Armed with wild-yeast-bearing totem sticks, readers will learn techniques for brewing sweet, semi-sweet and dry meads, melomels (fruit meads), metheglins (spiced meads), Ethiopian t’ej, flower and herbal meads, braggots, honey beers, country wines and even Viking grog, opening the Mead Hall doors to further experimentation in fermentation and flavor. In addition, aspiring Vikings will explore:

» The importance of local, unpasteurized honey for both flavor and health benefits;

» Why modern homebrewing practices, materials and chemicals work but aren’t necessary;

» How to grow and harvest herbs and collect wild botanicals for use in healing, nutritious and magical meads, beers and wines;

» Hops’ recent monopoly as a primary brewing ingredient and how to use botanicals other than hops for flavoring and preserving mead, ancient ales and gruits;

» The rituals, mysticism and communion with nature that were integral components of ancient brewing and can be for modern homebrewers, as well;

» Recommendations for starting a mead circle to share your wild meads with other brewers as part of the growing mead-movement subculture; and more!

Whether you’ve been intimidated by modern homebrewing’s cost or seeming complexity — and its focus on the use of unnatural chemicals — or are boldly looking to expand your current brewing and fermentation practices, Zimmerman’s welcoming style and spirit will usher you into exciting new territory. Grounded in history and mythology, but — like Odin’s ever-seeking eye — focusing continually on the future of self-sufficient food culture, Make Mead Like a Viking is a practical and entertaining guide for the ages.

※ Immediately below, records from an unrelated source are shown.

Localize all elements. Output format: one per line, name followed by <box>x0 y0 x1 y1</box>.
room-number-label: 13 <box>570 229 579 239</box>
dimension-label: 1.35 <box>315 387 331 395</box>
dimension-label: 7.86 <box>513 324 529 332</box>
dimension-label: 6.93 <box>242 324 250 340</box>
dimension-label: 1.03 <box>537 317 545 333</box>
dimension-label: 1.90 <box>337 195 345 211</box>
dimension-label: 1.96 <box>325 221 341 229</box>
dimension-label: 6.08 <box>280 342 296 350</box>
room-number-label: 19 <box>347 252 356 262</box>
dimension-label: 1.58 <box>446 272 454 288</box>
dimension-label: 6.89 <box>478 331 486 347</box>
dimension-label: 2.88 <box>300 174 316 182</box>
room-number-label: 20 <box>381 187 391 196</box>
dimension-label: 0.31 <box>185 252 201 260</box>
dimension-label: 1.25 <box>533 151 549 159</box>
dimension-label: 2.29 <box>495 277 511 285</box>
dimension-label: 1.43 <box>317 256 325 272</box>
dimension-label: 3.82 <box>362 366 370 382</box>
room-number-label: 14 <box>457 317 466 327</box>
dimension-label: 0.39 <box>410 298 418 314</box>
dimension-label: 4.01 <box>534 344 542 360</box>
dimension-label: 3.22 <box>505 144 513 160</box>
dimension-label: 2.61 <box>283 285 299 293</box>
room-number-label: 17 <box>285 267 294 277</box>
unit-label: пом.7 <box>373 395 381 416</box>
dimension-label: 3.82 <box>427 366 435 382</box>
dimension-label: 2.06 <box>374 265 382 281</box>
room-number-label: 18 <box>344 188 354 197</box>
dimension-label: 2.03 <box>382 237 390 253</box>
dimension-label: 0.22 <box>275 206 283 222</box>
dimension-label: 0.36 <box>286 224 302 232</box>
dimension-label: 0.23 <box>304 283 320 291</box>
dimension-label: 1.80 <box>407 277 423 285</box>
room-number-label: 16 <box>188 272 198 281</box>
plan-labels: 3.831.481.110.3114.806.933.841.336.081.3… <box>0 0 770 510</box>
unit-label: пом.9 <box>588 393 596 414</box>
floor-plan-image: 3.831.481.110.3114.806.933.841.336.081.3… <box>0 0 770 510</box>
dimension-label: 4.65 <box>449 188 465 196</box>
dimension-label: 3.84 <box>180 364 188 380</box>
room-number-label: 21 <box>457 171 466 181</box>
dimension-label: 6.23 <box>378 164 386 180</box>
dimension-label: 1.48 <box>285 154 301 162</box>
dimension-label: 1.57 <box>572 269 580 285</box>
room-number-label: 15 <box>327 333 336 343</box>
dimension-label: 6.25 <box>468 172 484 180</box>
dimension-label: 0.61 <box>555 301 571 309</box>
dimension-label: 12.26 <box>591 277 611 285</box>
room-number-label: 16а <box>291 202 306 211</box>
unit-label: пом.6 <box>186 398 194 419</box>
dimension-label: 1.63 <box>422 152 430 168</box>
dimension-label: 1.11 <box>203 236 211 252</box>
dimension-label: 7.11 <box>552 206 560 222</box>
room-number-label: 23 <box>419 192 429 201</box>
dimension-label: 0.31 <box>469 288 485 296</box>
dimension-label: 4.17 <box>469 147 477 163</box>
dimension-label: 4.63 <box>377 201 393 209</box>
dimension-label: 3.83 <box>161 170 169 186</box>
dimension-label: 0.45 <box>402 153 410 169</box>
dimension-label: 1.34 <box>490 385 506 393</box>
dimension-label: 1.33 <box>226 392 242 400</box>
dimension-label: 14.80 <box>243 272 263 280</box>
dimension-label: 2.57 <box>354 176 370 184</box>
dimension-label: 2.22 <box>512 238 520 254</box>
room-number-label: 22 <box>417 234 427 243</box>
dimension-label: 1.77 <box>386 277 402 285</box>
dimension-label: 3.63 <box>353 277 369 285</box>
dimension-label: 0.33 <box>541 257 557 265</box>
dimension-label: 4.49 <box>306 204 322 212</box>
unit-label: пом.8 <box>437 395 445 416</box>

Jereme Zimmerman grew up on his parents’ northern Kentucky goat farm, Twin Meadows, where he was homeschooled. After graduating from Berea College he moved to the Pacific Northwest, where he immersed himself in the world of homebrewing. As the world’s only peace-loving, green-living Appalachian Yeti Viking, Zimmerman writes, blogs and speaks regularly on fermentation, mead-making, homesteading, and good eating. He is a regular contributor to various publications and websites, including New Pioneer and Backwoods Home magazines. He writes for Earthineer.com as “RedHeadedYeti.” He lives in Berea with his wife, Jenna, and daughters, Sadie and Maisie, where he practices urban homesteading and cavorts with farmers, authors and fellow sustainable-living enthusiasts.